In prayer we are called to continually deeper our relationship with God and to become self aware of our shortcomings and our needs. We are called to honestly look at ourselves and humbly ask God for the grace to lead us according to God’s dream for our lives.

Dear most gracious father God I ask in your son Jesus name that my children come home to me and papa. Amen.

As we discover the areas of our lives where we fall short, prayer is an occasion to bring these things before God and ask for help.

I ask the Lord for a special anointing – the kind of anointing that whatsoever I touch or whomsoever I walk by, they would be blessed. Please also pray that God humbles me and makes me like Christ through and through. Amen.
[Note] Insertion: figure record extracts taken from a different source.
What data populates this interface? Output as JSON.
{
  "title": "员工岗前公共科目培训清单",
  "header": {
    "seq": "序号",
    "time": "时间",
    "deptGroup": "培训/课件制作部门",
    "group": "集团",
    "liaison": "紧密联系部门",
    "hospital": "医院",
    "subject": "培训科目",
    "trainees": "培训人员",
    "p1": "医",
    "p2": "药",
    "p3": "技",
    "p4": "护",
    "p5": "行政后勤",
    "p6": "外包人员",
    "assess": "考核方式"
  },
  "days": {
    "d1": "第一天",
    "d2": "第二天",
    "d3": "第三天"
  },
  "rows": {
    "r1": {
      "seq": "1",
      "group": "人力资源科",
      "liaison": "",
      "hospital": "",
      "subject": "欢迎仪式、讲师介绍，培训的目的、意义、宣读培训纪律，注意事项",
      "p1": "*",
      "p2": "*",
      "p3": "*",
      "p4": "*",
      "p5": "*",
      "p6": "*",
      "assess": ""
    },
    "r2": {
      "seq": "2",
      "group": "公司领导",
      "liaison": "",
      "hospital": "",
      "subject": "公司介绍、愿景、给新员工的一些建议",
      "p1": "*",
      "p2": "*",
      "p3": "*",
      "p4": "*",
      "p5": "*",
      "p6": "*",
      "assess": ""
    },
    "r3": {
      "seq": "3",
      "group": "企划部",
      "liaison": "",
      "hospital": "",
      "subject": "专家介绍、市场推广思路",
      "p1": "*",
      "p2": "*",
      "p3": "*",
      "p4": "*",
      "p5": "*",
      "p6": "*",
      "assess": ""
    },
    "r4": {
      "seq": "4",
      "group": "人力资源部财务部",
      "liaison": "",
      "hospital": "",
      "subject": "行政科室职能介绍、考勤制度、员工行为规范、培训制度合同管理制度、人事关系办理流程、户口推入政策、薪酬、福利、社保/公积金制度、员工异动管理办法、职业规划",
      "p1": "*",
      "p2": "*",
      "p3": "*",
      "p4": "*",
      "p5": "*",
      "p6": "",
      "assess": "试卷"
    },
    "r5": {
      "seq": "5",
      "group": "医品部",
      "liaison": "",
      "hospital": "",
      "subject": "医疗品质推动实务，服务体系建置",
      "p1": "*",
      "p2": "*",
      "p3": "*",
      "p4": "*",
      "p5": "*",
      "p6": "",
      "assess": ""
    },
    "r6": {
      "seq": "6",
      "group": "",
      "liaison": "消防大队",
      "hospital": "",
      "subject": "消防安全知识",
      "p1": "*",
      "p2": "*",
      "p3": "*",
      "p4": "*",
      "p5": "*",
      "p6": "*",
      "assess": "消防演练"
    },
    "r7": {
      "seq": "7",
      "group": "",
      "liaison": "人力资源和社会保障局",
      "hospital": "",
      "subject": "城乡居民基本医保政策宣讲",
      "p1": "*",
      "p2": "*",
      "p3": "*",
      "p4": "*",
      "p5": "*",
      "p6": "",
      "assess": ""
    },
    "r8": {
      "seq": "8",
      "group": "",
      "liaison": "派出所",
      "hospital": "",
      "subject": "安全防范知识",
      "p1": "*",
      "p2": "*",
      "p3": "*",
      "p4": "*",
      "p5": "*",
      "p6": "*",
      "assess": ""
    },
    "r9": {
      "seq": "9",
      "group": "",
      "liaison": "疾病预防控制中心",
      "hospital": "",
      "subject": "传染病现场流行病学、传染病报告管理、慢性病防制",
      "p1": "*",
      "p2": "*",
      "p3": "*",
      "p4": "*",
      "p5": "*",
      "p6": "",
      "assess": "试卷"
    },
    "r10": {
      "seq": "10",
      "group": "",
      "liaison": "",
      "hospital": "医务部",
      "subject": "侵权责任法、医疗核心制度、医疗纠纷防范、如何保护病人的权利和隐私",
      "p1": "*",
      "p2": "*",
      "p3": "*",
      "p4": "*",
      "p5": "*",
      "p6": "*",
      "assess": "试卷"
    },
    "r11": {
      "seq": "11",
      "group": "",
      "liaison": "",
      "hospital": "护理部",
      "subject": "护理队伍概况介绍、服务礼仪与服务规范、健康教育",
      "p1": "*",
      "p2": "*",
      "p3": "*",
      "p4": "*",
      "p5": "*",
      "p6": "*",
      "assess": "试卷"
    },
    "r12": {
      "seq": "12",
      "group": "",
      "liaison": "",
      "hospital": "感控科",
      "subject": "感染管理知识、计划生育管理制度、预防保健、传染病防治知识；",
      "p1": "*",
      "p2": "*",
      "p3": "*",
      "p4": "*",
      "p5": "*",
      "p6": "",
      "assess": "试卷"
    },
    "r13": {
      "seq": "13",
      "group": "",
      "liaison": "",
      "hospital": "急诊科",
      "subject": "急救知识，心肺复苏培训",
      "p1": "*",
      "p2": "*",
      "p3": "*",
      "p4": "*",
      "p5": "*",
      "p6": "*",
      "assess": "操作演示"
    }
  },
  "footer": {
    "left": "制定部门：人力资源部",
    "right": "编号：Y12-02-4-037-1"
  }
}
Often when I am having a hard time with prayer, when I cannot stay focused or I am frustrated by my day, I turn my prayer into a prayer of thanksgiving. At the end of the day I work to quiet my mind by recalling the moments throughout the day that I am thankful for, the moments where God was present in my day.

Thank you God for everything, even the things I don’t see and help the little girl I saw on the bus today. Amen.

It is a blessing and privilege to share these prayers with our guests and in our community. This last prayer was a prayer left on the prayer table in thanksgiving for André House for all of those who pass help with our ministries.

A prayer for André House – may God find you in his mercy and his grace for all you have done for everyone. Amen.